Vendor-neutral questions for comparing interactive display options.
A strong procurement process asks how the system will work in the building, who will maintain it, what risks remain after installation, and how the public experience will be protected over time.
Related planning reference in context: https://sites.google.com/view/mc-ids-q2r8m/
Use these questions to compare proposals without assuming that any single vendor, screen type, or content platform is automatically the right answer.
Hardware and placement questions.
- What screen size, brightness, enclosure, and mounting method fit the viewing distance, lighting, traffic, and cleaning conditions?
- How will the display be powered, connected, secured, and serviced without disrupting public areas?
- What happens if the touch layer, media player, or network connection fails during business hours?
- Is the hardware appropriate for the expected contact level, including fingerprints, carts, luggage, children, mobility devices, or outdoor exposure near entrances?
Software and content questions.
- Who can update the content, what approval process is required, and how quickly can urgent changes be published?
- Does the system support scheduled messages, directory changes, event overlays, emergency notices, and temporary service updates?
- Can the interface be simplified for different locations, or does every screen show the same experience regardless of context?
- How are old messages removed so the public does not see outdated promotions, closed rooms, or expired events?
Integration questions.
Some projects can operate with manual content updates. Others need feeds from calendars, room databases, tenant systems, visitor management, point-of-service tools, or product data. Ask which integrations are required on day one and which are optional later. Each dependency should have a refresh interval, error behavior, and owner.
Do not accept a vague “integrates with everything” answer. Ask for the specific data source, authentication method, update frequency, error message, and support responsibility. If a feed fails, the public display should either show a safe fallback or hide the affected feature until the data is reliable again.
Service and support questions.
- Who monitors device health, and how is a blank or frozen screen reported?
- What service level applies during weekends, event days, holidays, or extended hours?
- Who handles content mistakes versus hardware failures versus network problems?
- How are replacement parts, warranty terms, software updates, and end-of-life timelines handled?
Accessibility, privacy, and risk questions.
Ask how the system supports readable contrast, appropriate font sizes, wheelchair reach ranges, non-touch alternatives, language needs, and a clear path to human help. If the display collects any interaction data, ask what is collected, why it is needed, how long it is stored, and who can access it.
Commercial risk matters too. Compare the ongoing cost of software, content updates, support, replacement devices, connectivity, and staff time. A lower purchase price can become more expensive if every minor change requires outside help or if the system is hard for the facilities team to maintain.
Decision record.
Before selecting a solution, write down the public tasks, required integrations, content owner, maintenance plan, accessibility expectations, fallback process, and acceptance test. This record helps the team compare proposals fairly and prevents the project from becoming a generic screen purchase.
Ask for proof that matches your environment.
References and demonstrations are most useful when they resemble the environment you manage. A screen that works in a quiet showroom may not answer the same questions as one in a crowded lobby, hospital entrance, university building, retail counter, or public venue. Ask for examples that match traffic level, update cadence, accessibility expectations, and support needs.

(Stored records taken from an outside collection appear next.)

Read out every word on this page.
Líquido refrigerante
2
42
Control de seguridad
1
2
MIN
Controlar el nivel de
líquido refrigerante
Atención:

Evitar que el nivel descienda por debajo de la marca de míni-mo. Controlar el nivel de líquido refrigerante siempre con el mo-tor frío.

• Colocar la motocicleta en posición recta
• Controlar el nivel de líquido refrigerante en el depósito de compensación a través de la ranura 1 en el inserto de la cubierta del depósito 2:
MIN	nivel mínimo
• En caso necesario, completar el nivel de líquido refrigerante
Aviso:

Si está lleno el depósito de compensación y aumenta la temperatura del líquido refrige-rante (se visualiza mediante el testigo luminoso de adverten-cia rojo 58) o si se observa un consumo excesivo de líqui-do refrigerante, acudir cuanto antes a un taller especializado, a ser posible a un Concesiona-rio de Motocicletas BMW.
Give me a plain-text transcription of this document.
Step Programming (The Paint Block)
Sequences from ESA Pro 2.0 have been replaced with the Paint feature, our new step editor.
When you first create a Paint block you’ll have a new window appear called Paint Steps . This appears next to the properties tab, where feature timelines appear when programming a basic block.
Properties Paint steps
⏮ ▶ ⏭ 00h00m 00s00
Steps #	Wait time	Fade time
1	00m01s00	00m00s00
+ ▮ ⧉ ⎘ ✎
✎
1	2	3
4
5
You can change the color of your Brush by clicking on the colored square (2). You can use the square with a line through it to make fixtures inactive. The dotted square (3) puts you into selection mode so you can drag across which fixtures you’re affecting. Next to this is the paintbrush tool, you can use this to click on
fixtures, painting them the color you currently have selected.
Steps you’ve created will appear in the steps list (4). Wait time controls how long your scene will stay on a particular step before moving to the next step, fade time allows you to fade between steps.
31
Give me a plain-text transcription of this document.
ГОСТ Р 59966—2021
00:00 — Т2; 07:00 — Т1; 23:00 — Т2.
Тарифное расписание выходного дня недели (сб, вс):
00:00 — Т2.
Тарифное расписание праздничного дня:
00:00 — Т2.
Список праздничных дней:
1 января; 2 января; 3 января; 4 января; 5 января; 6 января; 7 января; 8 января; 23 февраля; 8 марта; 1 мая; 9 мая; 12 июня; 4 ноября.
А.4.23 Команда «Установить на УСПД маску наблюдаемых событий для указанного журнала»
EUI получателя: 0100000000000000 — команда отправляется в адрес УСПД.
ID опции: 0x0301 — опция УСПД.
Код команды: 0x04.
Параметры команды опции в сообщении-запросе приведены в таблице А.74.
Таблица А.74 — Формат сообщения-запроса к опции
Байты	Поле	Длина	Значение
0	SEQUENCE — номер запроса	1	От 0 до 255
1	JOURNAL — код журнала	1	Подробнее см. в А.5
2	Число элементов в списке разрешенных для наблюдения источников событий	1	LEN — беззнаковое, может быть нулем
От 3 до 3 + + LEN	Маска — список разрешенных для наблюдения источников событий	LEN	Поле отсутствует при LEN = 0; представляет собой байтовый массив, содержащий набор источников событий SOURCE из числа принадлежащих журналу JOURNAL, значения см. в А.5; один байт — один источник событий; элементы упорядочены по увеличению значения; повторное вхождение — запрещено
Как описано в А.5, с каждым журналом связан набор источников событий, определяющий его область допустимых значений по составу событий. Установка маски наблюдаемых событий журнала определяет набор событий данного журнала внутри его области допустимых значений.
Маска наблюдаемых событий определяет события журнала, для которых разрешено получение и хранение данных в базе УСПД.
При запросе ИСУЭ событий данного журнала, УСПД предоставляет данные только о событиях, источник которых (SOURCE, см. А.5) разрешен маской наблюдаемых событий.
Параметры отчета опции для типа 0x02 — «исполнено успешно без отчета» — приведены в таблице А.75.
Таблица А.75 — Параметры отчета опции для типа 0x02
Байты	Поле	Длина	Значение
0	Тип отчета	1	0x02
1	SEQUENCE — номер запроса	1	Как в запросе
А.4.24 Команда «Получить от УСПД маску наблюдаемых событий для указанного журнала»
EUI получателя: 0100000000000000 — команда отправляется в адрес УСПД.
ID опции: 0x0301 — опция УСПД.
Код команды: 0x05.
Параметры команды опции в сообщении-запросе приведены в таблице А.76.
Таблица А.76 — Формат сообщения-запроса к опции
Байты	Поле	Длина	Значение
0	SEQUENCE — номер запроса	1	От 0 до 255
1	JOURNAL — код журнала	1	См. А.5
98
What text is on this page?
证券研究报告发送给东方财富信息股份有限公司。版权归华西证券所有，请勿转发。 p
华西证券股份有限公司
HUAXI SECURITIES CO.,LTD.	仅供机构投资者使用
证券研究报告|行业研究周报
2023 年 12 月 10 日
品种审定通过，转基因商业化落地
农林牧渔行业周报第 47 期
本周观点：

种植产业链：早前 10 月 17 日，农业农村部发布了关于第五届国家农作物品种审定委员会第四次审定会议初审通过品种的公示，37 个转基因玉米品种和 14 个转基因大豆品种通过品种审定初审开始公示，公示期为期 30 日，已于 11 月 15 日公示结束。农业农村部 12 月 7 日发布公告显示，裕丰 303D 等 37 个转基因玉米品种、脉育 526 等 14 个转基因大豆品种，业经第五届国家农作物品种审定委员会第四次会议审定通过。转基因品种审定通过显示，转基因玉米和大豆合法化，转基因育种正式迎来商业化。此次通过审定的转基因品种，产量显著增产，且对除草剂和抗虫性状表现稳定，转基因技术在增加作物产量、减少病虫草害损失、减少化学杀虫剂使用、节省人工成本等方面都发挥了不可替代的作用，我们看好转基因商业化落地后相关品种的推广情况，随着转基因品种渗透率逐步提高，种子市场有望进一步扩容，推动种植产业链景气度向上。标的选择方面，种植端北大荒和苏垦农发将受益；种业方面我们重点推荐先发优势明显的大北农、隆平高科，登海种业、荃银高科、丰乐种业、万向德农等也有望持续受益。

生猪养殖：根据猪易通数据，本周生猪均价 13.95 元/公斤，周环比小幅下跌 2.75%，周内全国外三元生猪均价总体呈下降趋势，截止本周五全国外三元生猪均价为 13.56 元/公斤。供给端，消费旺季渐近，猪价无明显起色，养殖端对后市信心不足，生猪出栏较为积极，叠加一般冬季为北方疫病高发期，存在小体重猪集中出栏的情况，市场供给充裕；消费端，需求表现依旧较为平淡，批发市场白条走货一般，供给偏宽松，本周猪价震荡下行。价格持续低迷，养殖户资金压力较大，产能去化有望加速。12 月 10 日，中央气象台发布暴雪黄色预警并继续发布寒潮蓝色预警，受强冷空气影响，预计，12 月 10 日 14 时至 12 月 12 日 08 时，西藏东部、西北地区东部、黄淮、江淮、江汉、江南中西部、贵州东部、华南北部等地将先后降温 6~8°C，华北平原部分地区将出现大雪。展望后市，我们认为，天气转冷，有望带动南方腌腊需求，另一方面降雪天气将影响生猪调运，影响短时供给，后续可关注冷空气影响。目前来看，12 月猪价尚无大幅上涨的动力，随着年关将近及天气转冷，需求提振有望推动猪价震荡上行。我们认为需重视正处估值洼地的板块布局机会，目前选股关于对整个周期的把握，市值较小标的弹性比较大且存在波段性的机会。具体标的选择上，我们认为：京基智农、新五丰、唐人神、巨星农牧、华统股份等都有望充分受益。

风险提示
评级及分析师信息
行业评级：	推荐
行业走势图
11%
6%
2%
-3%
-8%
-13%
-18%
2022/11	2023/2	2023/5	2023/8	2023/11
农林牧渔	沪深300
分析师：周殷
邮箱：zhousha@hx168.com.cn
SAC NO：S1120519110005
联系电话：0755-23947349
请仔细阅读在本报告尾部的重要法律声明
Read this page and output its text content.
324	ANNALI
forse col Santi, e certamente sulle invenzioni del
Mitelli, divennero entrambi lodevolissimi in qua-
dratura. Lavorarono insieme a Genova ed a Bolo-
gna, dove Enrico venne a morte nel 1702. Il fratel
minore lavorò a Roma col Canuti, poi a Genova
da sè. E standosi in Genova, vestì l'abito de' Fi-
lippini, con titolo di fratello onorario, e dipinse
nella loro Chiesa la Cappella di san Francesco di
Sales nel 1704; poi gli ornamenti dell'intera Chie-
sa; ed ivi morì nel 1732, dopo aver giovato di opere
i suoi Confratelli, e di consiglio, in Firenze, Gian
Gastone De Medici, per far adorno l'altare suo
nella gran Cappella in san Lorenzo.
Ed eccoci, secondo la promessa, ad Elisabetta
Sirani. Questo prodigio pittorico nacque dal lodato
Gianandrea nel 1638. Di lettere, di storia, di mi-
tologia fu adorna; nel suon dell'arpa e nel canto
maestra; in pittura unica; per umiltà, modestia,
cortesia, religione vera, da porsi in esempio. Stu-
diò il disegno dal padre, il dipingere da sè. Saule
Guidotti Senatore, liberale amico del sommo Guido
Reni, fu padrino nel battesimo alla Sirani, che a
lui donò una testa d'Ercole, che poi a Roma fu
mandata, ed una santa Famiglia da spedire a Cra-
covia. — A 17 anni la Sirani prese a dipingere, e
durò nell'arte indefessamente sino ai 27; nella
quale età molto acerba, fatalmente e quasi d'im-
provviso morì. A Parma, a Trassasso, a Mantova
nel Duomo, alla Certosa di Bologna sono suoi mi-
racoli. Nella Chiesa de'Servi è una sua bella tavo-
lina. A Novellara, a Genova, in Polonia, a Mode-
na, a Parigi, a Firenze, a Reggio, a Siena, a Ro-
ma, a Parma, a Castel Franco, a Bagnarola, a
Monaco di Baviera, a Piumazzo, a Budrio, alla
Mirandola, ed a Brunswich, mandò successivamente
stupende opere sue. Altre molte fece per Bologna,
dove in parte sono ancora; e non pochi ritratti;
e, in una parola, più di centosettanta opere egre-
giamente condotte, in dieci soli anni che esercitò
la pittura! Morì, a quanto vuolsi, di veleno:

When reviewing answers, separate claims from operating details. “Easy to update” should come with the roles allowed to update, the approval path, the time required, and what happens if the person responsible is unavailable. “Reliable” should come with monitoring, escalation, warranty, replacement, and outage behavior. The goal is not to create a long questionnaire for its own sake. The goal is to expose the work required to keep the public experience accurate.
Commercial questions should include ownership.
Ask what costs recur after installation: content licenses, device management, replacement mounts, software support, data integrations, training, cleaning, and internal staff time. Ask what happens if the organization changes providers or wants to move content to another system. A display project should not trap a facilities team in a process it cannot operate or exit.